My grandmother always made this whipped strawberry jello and cool whip salad for special occasions. For many growing up, the salad was the classic Strawberry Pretzel Salad. When I saw this version I thought it was so cute I wanted to give it a try.
It is salty, sweet, creamy, and refreshing all in one bite. Served in little jars it makes this a great dish to bring to picnics or the beach. I am thinking of making a trip to the Hollywood Bowl just so I can bring these along.
This is my favorite tool for forming the crusts. I also use it to form mini pies in mini muffin tins.
This little funnel is also a handy tool in the kitchen. You can fill the jars without a mess. I used mascarpone cheese but you could easily substitute cream cheese. You can easily lighten this dish by making it with light butter spread, sugar-free Jello, and reduced-fat cream cheese.
What was your family go-to salad at family dinners? Leave a comment below. Are you on Pinterest? Follow me and see what I am making not only here but for Betty Crocker and Pillsbury.
Strawberry Pretzel Salad
- 1 cup crushed salted pretzels
- 2 tablespoons white sugar
- 5 tablespoons unsalted butter melted
- 1/2 cup granulated sugar
- 8 ounce mascarpone cheese room temperature
- 1 teaspoon pure vanilla extract
- 1/2 cup container Cool Whip Light thawed
- 1 3 ounce package strawberry flavored gelatin
- 1 cups boiling water
- 1 cups strawberries sliced
- Preheat oven to 350 degrees F.
- Combine the pretzel crumbs, 4 tablespoons sugar and melted butter in a mixing bowl. Stir with a fork until the butter is fully incorporated into the pretzel crumbs.
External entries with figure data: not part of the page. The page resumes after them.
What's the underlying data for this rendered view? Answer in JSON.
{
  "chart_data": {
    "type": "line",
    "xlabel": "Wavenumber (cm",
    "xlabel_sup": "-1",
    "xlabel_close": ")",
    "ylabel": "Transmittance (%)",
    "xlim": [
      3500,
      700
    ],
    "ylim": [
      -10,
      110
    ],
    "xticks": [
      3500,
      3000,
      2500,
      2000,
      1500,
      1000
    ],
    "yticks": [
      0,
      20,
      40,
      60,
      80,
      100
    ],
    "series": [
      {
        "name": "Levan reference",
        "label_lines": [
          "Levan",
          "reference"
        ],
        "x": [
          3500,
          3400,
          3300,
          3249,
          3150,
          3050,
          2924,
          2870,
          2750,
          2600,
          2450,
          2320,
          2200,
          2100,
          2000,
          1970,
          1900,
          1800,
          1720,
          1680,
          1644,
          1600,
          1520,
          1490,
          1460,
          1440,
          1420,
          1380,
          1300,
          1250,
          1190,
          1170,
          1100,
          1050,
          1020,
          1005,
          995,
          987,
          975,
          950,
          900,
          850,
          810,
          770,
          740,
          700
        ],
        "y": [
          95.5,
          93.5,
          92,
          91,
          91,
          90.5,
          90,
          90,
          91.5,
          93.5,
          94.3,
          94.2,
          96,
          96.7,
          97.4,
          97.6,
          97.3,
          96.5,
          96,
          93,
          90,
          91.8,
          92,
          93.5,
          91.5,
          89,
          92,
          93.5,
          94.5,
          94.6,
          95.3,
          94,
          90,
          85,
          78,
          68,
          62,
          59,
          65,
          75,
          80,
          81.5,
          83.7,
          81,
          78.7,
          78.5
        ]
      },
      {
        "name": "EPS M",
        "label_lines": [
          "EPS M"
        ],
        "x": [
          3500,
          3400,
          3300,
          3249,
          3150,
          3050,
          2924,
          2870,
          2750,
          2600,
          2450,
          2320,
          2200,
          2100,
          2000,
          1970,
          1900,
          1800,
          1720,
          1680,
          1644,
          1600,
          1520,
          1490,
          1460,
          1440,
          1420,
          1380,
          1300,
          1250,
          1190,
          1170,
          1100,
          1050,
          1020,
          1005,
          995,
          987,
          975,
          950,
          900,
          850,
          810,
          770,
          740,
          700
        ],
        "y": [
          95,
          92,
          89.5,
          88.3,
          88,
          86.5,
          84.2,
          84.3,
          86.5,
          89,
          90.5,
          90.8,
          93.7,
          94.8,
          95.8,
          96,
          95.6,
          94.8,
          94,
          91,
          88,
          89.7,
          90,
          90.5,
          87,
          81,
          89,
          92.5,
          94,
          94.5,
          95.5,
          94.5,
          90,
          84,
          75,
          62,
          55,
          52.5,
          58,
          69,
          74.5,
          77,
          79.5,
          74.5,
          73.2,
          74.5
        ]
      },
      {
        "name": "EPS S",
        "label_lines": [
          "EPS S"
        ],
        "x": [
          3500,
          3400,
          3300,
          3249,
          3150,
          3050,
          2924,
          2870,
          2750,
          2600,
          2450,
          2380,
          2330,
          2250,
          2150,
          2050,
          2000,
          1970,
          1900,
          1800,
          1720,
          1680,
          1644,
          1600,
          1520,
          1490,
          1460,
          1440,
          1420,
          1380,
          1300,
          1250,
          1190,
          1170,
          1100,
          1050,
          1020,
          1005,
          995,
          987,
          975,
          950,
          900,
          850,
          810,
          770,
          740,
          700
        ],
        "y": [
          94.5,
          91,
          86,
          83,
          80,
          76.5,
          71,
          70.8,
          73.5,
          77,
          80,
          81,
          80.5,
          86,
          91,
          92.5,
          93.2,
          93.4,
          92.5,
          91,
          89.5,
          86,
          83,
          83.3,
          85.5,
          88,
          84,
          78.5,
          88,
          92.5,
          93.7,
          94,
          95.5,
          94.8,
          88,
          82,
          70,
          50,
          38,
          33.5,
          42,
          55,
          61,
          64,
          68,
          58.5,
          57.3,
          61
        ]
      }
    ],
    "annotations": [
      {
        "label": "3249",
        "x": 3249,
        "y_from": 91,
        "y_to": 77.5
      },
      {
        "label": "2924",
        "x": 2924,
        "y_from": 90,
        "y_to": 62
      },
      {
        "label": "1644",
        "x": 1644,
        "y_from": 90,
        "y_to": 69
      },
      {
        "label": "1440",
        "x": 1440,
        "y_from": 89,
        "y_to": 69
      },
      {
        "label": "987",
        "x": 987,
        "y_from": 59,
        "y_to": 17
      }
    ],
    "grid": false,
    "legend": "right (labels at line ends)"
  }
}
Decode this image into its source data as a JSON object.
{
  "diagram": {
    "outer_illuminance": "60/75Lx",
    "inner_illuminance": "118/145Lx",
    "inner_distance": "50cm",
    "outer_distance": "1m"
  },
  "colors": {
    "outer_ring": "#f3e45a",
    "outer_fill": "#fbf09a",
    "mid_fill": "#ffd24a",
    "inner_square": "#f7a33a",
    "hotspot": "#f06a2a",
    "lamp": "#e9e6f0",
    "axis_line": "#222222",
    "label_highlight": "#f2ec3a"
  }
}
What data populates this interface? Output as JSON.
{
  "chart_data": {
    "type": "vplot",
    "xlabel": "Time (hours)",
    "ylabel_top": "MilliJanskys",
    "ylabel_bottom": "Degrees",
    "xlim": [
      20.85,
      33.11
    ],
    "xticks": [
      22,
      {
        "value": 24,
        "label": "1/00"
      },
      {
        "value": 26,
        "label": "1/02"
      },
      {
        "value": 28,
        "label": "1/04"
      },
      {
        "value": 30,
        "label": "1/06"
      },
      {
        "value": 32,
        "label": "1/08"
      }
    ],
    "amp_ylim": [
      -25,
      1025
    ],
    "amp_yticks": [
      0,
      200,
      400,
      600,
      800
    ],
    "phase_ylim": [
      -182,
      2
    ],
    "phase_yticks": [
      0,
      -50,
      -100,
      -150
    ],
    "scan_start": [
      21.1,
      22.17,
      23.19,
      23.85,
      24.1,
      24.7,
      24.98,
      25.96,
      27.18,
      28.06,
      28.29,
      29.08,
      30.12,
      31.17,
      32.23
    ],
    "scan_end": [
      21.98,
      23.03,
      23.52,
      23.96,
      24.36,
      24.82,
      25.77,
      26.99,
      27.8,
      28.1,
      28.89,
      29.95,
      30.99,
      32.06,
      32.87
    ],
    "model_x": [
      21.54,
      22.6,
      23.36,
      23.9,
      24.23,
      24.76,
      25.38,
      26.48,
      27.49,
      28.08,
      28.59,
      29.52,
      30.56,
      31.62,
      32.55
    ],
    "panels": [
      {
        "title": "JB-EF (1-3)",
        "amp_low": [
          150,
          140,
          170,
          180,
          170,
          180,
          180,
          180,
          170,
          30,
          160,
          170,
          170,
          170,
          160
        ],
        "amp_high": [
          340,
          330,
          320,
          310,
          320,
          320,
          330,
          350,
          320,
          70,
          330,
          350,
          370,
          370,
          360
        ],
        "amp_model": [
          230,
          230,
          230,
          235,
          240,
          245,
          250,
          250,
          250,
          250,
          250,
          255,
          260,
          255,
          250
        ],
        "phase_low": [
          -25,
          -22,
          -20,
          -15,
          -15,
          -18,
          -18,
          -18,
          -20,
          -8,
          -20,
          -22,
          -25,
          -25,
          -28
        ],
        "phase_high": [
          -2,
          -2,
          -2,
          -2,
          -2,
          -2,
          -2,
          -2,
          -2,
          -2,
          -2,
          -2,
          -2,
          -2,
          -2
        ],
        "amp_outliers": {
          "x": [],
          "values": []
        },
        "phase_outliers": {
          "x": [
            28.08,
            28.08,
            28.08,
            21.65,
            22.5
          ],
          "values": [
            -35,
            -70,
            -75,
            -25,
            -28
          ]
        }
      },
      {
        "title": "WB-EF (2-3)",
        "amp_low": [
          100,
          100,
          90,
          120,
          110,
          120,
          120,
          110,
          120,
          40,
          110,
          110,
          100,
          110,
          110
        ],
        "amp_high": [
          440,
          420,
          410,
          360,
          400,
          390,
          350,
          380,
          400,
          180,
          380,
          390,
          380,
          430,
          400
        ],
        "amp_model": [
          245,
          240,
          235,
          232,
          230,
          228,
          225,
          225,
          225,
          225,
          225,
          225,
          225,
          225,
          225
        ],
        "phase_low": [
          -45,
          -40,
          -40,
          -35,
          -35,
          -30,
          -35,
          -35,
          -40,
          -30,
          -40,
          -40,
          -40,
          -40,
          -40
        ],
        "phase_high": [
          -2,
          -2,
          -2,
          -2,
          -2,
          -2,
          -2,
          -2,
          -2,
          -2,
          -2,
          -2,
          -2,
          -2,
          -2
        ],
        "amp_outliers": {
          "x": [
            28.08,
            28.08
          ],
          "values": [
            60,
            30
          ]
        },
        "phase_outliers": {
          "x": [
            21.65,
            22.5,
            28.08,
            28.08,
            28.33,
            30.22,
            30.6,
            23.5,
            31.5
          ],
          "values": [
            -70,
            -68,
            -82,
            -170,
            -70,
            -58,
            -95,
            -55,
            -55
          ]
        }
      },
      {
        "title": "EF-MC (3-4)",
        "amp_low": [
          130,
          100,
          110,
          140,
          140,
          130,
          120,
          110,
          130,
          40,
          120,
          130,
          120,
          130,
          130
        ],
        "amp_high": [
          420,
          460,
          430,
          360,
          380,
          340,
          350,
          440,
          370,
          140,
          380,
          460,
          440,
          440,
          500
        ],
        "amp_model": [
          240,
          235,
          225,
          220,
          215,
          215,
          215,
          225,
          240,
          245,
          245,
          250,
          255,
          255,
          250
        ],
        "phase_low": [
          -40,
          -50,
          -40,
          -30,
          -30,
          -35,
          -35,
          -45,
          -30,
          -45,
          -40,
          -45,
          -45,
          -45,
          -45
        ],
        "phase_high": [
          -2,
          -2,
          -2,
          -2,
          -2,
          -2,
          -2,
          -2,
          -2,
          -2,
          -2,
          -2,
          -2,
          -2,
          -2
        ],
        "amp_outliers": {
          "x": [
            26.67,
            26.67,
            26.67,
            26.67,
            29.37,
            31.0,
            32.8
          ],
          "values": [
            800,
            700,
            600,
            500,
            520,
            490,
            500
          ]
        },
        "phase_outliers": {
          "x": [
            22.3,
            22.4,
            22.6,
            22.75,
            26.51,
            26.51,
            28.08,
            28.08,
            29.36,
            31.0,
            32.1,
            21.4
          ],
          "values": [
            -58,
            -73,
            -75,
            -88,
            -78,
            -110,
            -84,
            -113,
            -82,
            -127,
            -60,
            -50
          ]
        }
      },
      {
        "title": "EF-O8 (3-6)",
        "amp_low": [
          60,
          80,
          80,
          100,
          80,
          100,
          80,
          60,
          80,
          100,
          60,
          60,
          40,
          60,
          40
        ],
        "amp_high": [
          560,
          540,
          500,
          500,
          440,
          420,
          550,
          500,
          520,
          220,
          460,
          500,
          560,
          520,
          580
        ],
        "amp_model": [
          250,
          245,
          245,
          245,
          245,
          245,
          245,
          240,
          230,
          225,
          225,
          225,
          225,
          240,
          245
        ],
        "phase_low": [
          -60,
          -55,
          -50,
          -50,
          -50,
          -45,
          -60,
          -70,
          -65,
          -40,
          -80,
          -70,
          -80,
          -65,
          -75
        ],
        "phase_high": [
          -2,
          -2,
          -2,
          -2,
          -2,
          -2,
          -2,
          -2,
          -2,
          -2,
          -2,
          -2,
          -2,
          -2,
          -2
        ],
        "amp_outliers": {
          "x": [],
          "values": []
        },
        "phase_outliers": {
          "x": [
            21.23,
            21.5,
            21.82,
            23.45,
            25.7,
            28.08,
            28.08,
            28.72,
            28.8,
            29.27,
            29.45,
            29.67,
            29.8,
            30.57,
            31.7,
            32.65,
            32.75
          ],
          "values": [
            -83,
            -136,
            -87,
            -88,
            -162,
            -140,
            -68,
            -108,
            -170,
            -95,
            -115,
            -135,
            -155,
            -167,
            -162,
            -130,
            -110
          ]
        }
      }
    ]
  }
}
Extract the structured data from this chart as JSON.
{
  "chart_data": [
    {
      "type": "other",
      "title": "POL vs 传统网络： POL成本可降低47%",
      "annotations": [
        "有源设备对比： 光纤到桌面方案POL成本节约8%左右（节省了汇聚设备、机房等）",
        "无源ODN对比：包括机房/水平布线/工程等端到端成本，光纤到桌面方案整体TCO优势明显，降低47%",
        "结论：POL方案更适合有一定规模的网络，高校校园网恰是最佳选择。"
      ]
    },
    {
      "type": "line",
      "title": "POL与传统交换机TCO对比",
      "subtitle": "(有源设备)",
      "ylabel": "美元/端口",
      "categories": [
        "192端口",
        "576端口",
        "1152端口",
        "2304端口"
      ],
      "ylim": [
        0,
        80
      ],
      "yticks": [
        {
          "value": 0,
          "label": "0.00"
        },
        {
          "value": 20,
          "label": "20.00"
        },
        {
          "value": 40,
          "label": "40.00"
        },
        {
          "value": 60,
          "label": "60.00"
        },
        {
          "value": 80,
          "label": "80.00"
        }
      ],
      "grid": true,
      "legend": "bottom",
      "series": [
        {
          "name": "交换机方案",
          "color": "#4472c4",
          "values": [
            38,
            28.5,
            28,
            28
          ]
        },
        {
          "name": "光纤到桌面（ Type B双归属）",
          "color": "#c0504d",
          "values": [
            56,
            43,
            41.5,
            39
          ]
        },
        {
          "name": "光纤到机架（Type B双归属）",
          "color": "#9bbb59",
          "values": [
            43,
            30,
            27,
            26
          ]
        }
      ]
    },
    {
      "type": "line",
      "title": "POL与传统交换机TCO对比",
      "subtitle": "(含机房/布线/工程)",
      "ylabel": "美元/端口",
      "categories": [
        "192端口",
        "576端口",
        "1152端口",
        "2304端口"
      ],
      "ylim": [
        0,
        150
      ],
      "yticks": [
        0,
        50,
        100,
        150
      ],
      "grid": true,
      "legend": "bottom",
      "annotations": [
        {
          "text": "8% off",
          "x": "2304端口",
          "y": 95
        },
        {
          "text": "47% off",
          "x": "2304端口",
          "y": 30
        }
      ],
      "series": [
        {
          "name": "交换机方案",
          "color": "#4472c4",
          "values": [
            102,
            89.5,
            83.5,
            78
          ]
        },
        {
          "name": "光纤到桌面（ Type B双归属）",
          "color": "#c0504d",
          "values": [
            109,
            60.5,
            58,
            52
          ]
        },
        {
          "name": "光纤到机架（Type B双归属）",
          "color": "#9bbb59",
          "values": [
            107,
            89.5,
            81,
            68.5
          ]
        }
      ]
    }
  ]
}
- Spoon 2 heaping tablespoons of pretzel crust into the bottom of each of your jars. Press the crumbs gently into the bottom of the jars.
- Place the jars onto a baking sheet. Bake for about 6 minutes. Allow the jars and crust to cool completely before layering in the filling.
- Beat the sugar, cream cheese and vanilla in a bowl until smooth. Fold in whipped topping. Spoon filling into a piping bag with a round tip or simply snip the tip of the bag. Divide the filling between each jar. Place the jars into the refrigerator for about 1 hour.
- Stir together the gelatin mix and boiling water in a medium size bowl. Stir in strawberries. Place the bowl into the refrigerator for about ten minutes. This will allow the gelatin to firm up a bit. Evenly spoon the gelatin between each the jars. Place jars back into the refrigerator for at least 1 hour. Serve chilled. Top with Cool Whip and fresh strawberries.